Administration highlights supplement ingredients that might otherwise be missed

Blowup

The global dietary supplement industry is growing. But is it growing up?

According to some sources, the industry is sitting on a total market value of $124.8 billion, which is nothing to sneeze at. But projections indicate that the sector is going to balloon up to $210 billion during the next seven years.

This expected growth promises a flood of new products, new ingredients and new product claims. And regulators are already hopping to keep up with the industry.

Minding the gap

The Food and Drug Administration (FDA) is feeling the heat, and has developed a novel response: the Dietary Supplement Ingredient Advisory List, which sits here on the FDA website.

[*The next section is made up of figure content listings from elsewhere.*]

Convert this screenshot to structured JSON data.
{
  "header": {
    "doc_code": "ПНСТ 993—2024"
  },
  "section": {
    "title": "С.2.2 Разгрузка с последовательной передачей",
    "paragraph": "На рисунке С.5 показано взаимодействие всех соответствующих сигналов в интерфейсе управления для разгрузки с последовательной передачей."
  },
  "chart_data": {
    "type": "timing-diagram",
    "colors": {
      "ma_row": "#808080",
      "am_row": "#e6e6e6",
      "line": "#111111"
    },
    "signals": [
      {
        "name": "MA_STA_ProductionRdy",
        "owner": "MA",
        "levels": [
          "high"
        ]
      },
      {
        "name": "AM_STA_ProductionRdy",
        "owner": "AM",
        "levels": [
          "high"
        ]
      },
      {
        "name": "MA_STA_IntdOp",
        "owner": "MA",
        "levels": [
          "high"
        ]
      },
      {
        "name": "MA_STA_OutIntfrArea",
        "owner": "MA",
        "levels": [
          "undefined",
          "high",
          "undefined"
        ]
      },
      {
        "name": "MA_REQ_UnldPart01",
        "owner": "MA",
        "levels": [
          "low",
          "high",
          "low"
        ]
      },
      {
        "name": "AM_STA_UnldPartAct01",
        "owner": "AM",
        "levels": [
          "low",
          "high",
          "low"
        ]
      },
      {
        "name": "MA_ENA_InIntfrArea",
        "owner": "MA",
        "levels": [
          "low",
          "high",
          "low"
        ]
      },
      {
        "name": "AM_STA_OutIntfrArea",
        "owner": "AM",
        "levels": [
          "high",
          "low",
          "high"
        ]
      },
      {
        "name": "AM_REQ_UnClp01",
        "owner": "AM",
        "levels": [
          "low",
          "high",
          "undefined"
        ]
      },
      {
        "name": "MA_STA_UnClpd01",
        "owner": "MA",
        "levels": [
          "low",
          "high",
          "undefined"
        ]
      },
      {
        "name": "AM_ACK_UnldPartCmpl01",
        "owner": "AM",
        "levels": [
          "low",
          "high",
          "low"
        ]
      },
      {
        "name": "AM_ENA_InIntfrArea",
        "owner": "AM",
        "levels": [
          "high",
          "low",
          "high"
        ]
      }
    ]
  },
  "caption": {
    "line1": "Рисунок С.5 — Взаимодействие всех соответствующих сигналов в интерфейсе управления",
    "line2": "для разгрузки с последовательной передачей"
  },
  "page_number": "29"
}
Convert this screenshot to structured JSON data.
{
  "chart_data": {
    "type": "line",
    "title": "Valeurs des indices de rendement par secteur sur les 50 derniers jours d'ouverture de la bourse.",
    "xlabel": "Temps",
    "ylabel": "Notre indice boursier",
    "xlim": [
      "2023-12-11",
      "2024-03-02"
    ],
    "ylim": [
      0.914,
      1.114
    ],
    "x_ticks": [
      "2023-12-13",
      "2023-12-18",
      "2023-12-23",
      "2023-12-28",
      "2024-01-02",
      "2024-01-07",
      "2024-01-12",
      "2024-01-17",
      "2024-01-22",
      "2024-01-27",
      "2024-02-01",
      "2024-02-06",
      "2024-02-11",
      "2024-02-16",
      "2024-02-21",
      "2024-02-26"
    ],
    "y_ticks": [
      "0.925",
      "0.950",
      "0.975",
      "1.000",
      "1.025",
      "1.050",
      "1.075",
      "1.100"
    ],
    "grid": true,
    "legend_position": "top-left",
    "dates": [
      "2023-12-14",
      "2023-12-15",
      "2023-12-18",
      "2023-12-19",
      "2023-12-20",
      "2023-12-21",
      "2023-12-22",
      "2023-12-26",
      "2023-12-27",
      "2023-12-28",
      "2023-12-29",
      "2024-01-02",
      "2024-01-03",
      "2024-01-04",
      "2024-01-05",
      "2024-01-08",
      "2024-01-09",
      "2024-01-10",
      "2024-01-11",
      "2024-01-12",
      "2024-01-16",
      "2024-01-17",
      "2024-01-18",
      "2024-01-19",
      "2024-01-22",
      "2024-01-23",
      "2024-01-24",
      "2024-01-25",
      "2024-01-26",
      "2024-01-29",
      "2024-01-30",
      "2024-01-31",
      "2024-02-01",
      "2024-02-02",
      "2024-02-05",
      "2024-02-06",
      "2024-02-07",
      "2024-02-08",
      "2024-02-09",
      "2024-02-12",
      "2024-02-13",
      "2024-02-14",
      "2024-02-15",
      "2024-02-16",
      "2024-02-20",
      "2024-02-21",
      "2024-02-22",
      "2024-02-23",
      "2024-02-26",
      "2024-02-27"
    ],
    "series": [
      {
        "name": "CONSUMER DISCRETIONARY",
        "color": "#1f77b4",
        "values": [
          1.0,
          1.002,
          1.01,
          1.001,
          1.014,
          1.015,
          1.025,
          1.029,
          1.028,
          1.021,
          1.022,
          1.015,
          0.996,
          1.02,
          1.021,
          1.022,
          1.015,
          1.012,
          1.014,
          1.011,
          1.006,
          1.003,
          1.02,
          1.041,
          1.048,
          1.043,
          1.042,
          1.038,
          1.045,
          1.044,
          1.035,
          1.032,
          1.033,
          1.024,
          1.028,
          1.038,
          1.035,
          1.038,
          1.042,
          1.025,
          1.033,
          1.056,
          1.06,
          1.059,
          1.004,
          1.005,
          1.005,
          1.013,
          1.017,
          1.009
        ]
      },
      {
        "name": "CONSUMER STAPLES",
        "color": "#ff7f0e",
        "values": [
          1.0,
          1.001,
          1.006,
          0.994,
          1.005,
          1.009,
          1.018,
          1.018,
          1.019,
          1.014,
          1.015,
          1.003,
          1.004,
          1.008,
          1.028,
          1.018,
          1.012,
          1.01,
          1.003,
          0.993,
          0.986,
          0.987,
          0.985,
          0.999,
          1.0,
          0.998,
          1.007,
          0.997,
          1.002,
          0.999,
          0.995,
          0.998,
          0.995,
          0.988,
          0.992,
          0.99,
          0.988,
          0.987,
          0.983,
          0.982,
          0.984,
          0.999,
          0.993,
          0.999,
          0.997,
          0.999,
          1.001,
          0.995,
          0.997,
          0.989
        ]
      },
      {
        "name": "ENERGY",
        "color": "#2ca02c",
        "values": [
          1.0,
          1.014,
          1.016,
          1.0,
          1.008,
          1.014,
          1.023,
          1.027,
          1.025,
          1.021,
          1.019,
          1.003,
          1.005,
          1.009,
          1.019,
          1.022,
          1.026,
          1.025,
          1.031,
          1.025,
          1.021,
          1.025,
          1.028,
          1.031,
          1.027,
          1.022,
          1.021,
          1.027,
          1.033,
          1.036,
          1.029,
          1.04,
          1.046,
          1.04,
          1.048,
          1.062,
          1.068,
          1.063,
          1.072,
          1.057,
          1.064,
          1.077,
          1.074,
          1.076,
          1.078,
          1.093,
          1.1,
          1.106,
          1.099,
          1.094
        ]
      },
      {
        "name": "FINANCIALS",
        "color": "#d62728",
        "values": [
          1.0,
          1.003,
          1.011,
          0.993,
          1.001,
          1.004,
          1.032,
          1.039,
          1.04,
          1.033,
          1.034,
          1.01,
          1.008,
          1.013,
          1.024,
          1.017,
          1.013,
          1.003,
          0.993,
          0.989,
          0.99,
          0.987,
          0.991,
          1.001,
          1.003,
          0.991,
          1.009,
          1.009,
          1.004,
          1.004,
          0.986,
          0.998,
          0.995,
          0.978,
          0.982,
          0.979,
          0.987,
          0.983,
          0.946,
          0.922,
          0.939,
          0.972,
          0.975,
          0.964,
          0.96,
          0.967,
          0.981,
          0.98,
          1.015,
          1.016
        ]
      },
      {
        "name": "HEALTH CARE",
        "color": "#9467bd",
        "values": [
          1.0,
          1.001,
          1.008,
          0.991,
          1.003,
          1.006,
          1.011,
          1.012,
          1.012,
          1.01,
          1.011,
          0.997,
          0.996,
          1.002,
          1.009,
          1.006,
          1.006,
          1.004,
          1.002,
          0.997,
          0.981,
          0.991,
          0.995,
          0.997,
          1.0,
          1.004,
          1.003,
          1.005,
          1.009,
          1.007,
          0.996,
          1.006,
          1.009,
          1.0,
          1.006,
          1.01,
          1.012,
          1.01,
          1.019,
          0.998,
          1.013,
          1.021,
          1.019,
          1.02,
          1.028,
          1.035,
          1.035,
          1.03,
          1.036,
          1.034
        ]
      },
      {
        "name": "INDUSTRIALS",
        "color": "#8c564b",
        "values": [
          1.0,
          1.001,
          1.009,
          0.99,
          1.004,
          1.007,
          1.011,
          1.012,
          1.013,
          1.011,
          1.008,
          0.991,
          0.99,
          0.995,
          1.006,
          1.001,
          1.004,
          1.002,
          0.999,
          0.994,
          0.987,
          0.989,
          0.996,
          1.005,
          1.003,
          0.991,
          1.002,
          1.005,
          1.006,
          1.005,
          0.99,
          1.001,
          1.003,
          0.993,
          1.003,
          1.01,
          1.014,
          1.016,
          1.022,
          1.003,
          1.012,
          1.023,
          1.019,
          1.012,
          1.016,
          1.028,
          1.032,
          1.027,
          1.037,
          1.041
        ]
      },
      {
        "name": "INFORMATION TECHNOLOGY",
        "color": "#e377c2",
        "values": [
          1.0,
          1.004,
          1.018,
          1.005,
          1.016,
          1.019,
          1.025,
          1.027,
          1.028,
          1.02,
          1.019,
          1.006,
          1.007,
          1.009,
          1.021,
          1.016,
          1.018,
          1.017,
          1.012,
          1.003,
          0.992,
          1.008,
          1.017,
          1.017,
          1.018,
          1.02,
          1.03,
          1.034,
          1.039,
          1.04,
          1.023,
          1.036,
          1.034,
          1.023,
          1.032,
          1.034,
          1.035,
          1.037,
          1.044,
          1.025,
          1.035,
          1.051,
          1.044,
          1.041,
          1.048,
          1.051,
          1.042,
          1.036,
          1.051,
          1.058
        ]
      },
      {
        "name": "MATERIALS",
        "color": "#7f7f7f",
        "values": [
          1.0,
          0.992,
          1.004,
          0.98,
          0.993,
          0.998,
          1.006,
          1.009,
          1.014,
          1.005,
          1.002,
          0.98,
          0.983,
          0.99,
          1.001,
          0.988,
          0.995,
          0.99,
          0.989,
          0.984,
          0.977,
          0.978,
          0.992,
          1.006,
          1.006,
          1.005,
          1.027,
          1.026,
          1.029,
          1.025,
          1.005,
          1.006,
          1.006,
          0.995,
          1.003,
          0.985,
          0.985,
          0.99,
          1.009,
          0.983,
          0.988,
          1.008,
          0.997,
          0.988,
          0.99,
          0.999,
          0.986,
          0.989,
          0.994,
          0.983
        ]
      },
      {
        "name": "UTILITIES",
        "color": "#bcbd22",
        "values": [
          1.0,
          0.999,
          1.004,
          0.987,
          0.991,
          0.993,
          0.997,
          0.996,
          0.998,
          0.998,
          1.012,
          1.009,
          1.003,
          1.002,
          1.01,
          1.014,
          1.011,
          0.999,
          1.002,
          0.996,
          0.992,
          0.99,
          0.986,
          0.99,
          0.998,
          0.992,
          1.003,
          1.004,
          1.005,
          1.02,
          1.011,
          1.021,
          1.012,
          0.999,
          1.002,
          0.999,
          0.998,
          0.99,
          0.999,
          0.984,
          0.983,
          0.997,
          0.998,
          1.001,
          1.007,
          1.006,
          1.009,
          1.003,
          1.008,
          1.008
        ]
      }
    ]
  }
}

What’s the gist?

The tool is intended “to quickly alert the public when [the FDA] becomes aware of ingredients that appear to be unlawfully marketed in dietary supplements.” The FDA will make “preliminary evaluations” of new ingredients and place them on the list if it feels the ingredient may be unlawfully included in supplements.

The key here is “may”: Ingredients on the list are not necessarily unsafe and may be removed from the list at some point.

The takeaway

Why all the caution? “As the dietary supplement marketplace has grown, the introduction of new ingredients often raises complex questions involving science, policy, and the law,” the administration writes in a related press release. “In the time it takes the FDA to make a final determination, consumers and industry might mistakenly conclude that a lack of action by the FDA indicates that these ingredients are lawful.” The list is intended to get information to the public quickly and let manufacturers know that their ingredients are under review so that they can respond with more information.

The list is part of the administration’s recent ramp-up of its dietary supplement regulation regime, which it detailed back in February, and which it intends to expand with public meetings scheduled for May.